Then I saw the messages posted by the transferred neighbors in the WeChat group. The doors and windows of the hotel had been sealed with wooden bars, and there was an unpleasant smell inside, and the bedding was also unclean. At this point, almost all the people who had not been transferred became nervous because they didn't know what had happened. It was already the fourth day of risk control, and everyone's nucleic acid test was negative. According to the control policies we knew, there shouldn't be a situation where people were transferred. Everyone asked the government control staff in the group. The control staff said they didn't know what had happened, and they were just executors of orders. The orders came from a government epidemic prevention command system. They did whatever the system told them to do. I suddenly felt a chill. I thought, what if the system has a bug and orders you to kill us, then we would die unjustly.
In the following days, I completely lost my previous calm and became frightened and anxious. I even vaguely felt what people in Nazi concentration camps felt. There were no standards, no explanations, no communication, only absolute obedience. In fact, we were all very cooperative with the quarantine, but the key is to give us some policy standards and explanations, otherwise, we all felt like lambs to be slaughtered with no control over our future.
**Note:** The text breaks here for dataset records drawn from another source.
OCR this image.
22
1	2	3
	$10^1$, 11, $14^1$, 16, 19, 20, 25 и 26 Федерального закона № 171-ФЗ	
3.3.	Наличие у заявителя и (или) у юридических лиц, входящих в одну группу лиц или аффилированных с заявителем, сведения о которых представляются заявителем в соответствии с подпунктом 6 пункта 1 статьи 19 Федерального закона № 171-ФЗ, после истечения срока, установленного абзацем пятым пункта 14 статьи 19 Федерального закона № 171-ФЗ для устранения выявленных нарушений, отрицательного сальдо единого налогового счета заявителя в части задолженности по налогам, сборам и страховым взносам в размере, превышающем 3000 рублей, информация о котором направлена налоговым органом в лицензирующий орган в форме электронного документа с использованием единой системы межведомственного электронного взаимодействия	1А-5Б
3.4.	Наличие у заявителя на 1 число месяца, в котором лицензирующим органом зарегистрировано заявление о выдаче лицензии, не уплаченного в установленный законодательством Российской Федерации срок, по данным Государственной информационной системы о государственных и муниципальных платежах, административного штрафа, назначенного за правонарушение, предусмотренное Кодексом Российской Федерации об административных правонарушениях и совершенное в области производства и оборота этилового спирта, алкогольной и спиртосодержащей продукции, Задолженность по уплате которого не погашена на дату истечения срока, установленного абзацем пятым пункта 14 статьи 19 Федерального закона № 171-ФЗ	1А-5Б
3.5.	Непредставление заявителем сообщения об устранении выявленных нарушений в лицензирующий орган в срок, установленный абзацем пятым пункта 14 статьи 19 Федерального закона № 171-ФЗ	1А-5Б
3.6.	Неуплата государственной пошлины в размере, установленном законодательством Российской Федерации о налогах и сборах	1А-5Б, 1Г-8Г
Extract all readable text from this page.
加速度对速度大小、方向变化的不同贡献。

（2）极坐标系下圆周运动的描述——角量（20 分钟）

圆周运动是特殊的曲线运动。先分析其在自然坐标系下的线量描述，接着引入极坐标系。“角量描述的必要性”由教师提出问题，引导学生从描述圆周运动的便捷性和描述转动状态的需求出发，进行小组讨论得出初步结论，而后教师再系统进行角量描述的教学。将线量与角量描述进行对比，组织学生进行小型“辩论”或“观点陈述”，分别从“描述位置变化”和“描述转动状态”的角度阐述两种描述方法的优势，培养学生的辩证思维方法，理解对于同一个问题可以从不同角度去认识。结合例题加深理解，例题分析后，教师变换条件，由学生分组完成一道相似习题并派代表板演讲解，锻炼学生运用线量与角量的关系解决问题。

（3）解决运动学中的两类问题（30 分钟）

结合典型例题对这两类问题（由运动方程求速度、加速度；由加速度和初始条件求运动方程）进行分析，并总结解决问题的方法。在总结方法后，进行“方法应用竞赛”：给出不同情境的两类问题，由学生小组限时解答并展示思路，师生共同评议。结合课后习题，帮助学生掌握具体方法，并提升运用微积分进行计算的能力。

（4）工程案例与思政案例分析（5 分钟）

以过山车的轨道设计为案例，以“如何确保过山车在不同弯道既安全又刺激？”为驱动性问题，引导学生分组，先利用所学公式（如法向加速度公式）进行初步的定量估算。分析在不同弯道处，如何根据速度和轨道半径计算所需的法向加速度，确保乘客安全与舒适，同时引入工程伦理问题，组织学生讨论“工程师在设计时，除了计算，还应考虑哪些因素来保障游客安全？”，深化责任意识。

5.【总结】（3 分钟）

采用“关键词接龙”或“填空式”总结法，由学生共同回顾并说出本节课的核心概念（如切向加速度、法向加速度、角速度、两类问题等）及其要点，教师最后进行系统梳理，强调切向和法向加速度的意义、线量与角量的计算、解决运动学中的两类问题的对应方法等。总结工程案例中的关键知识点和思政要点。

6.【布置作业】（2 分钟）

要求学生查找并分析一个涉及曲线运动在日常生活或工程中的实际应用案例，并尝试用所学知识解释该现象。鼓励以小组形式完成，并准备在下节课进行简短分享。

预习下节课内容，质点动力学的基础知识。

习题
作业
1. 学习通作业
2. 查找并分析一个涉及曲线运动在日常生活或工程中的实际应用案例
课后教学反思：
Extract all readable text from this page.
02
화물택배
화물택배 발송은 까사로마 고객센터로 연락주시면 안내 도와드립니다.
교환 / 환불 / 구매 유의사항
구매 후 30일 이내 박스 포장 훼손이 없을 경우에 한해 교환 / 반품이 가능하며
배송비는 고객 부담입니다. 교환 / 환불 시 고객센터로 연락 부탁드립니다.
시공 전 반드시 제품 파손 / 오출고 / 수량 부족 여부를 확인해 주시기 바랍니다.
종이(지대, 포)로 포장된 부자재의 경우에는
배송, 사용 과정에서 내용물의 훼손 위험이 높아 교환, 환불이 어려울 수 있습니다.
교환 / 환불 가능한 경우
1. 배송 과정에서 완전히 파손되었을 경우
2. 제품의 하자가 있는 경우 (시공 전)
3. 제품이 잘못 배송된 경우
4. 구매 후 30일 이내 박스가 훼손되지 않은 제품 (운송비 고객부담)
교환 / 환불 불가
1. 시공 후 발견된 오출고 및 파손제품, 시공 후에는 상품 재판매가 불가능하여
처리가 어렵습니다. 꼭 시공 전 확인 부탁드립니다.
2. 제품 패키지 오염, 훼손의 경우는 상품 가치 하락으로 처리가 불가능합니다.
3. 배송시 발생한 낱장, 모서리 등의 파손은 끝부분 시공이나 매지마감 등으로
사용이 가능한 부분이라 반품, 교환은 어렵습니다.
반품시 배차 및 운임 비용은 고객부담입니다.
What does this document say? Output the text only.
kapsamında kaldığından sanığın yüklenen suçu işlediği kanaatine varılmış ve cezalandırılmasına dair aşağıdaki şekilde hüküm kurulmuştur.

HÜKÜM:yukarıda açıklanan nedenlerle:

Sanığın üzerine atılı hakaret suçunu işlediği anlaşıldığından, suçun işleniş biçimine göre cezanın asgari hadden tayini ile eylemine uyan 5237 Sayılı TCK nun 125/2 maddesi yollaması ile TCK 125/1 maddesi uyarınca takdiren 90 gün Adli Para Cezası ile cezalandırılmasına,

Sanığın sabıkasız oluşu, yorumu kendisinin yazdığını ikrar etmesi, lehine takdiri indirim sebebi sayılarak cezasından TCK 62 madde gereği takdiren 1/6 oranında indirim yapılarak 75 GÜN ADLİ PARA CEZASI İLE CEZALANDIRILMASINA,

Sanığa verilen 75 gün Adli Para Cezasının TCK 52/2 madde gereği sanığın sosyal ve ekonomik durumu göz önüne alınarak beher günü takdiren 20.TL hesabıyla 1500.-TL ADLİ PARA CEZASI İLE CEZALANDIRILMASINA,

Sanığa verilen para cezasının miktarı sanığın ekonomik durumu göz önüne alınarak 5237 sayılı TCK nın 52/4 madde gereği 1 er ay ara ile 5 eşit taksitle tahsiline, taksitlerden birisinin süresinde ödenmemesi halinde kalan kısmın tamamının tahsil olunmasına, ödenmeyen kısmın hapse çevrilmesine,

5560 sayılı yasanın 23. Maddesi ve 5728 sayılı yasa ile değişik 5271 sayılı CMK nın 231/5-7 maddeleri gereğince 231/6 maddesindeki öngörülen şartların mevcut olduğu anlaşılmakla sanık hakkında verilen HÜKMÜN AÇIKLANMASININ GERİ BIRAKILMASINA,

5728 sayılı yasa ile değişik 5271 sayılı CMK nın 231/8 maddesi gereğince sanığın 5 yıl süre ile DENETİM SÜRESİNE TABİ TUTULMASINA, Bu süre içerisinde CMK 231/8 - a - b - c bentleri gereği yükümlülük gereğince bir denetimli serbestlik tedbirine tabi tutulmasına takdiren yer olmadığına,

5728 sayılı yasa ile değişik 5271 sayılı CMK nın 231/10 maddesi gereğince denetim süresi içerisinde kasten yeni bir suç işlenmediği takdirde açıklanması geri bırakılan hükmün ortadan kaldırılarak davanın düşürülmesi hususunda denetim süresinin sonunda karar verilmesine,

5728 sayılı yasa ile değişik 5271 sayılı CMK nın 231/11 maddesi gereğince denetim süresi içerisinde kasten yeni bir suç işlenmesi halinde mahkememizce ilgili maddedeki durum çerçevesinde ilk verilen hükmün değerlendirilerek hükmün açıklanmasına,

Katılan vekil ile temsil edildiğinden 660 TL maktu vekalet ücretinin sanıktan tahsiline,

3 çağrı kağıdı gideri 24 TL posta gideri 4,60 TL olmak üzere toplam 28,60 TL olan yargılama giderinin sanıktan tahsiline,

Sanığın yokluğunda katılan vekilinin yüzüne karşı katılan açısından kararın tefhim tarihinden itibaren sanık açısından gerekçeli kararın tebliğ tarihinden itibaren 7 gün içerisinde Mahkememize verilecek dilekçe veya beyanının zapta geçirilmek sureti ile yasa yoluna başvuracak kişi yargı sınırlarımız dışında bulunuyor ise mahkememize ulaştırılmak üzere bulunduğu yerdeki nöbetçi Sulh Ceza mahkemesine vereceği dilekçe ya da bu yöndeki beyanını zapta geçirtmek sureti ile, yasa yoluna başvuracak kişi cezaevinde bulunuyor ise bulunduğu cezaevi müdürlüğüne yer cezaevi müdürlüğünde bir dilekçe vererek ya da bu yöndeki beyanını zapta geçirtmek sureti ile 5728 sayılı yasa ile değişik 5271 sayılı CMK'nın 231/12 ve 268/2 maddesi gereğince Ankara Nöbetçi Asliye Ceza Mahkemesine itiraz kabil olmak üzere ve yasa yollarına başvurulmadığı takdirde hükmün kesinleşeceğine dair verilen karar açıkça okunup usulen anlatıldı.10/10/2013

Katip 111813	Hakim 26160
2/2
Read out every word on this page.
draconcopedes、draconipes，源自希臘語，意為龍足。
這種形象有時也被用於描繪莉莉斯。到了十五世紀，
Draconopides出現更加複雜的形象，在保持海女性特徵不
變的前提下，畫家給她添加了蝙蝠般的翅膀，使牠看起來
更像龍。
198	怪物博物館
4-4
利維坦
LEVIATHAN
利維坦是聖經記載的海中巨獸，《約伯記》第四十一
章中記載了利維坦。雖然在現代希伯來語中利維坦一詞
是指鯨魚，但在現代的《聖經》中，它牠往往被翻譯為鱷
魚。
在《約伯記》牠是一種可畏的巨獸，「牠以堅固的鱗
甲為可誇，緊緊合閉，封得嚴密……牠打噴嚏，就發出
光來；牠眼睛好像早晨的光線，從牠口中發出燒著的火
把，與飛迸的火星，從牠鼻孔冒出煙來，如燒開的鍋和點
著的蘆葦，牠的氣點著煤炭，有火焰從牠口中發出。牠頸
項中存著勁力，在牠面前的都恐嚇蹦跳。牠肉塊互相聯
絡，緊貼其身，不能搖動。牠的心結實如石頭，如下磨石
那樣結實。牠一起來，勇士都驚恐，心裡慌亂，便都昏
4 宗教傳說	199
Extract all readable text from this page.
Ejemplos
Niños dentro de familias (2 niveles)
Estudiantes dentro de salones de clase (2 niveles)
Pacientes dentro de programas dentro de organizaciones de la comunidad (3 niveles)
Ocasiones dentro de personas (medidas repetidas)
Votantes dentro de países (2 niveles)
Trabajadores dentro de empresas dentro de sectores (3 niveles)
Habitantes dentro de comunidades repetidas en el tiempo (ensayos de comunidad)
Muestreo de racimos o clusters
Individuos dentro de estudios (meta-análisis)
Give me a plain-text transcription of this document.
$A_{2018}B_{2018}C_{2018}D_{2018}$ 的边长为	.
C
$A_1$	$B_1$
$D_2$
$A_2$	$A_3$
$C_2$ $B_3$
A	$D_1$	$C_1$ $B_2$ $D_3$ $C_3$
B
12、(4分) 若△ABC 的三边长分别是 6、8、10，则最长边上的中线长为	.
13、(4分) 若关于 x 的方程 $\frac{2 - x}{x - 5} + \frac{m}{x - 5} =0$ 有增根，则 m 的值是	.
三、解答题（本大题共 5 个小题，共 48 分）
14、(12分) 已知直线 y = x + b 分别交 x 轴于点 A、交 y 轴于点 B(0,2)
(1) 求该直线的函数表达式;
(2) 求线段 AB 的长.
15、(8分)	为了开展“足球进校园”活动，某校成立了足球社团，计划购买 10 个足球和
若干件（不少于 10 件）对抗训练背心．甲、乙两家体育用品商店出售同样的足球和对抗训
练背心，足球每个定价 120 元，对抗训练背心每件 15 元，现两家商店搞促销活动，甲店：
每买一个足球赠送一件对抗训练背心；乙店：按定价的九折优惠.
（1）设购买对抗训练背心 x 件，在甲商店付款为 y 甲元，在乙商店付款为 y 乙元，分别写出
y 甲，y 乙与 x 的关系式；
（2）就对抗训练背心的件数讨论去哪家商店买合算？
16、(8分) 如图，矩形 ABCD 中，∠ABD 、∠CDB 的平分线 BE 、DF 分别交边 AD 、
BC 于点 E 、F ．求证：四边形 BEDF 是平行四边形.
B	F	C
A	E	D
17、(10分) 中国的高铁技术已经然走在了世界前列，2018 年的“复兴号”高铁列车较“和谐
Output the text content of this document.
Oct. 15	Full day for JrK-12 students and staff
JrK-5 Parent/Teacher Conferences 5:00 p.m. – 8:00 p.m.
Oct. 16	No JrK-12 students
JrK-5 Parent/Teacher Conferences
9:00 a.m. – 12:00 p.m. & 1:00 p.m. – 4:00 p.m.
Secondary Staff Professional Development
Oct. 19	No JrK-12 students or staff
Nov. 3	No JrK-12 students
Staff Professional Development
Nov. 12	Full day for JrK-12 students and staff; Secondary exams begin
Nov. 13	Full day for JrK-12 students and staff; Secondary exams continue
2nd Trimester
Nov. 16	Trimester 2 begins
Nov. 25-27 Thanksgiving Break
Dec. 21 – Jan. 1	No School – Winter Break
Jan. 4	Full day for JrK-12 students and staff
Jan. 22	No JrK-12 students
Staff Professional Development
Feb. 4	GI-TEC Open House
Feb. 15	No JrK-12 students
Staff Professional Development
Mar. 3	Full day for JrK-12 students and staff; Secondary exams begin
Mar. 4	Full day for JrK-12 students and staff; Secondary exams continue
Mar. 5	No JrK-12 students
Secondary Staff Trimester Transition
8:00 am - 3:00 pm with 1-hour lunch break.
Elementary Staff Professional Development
After watching my neighbors being "escorted" away, I couldn't sleep anymore. I sat alone on the terrace, seeing a lot of fallen leaves scattered on the ground from the tree the bird planted for me (a tree that grew naturally, not one I purchased). The sunlight shone through the railing and cast onto the fallen leaves, creating an exceptionally serene atmosphere, which strongly contrasted with my state of mind. So, I took pictures of these beautiful moments with my phone and turned them into images to serve as my tranquillizers, as I was genuinely afraid of being transferred to some filthy place at any moment. I was worried that my fragile nervous and immune systems would make me seriously ill due to the inability to adapt. In the end, we neither received any explanation nor were transferred, but I still fell ill after the lockdown was lifted due to excessive tension.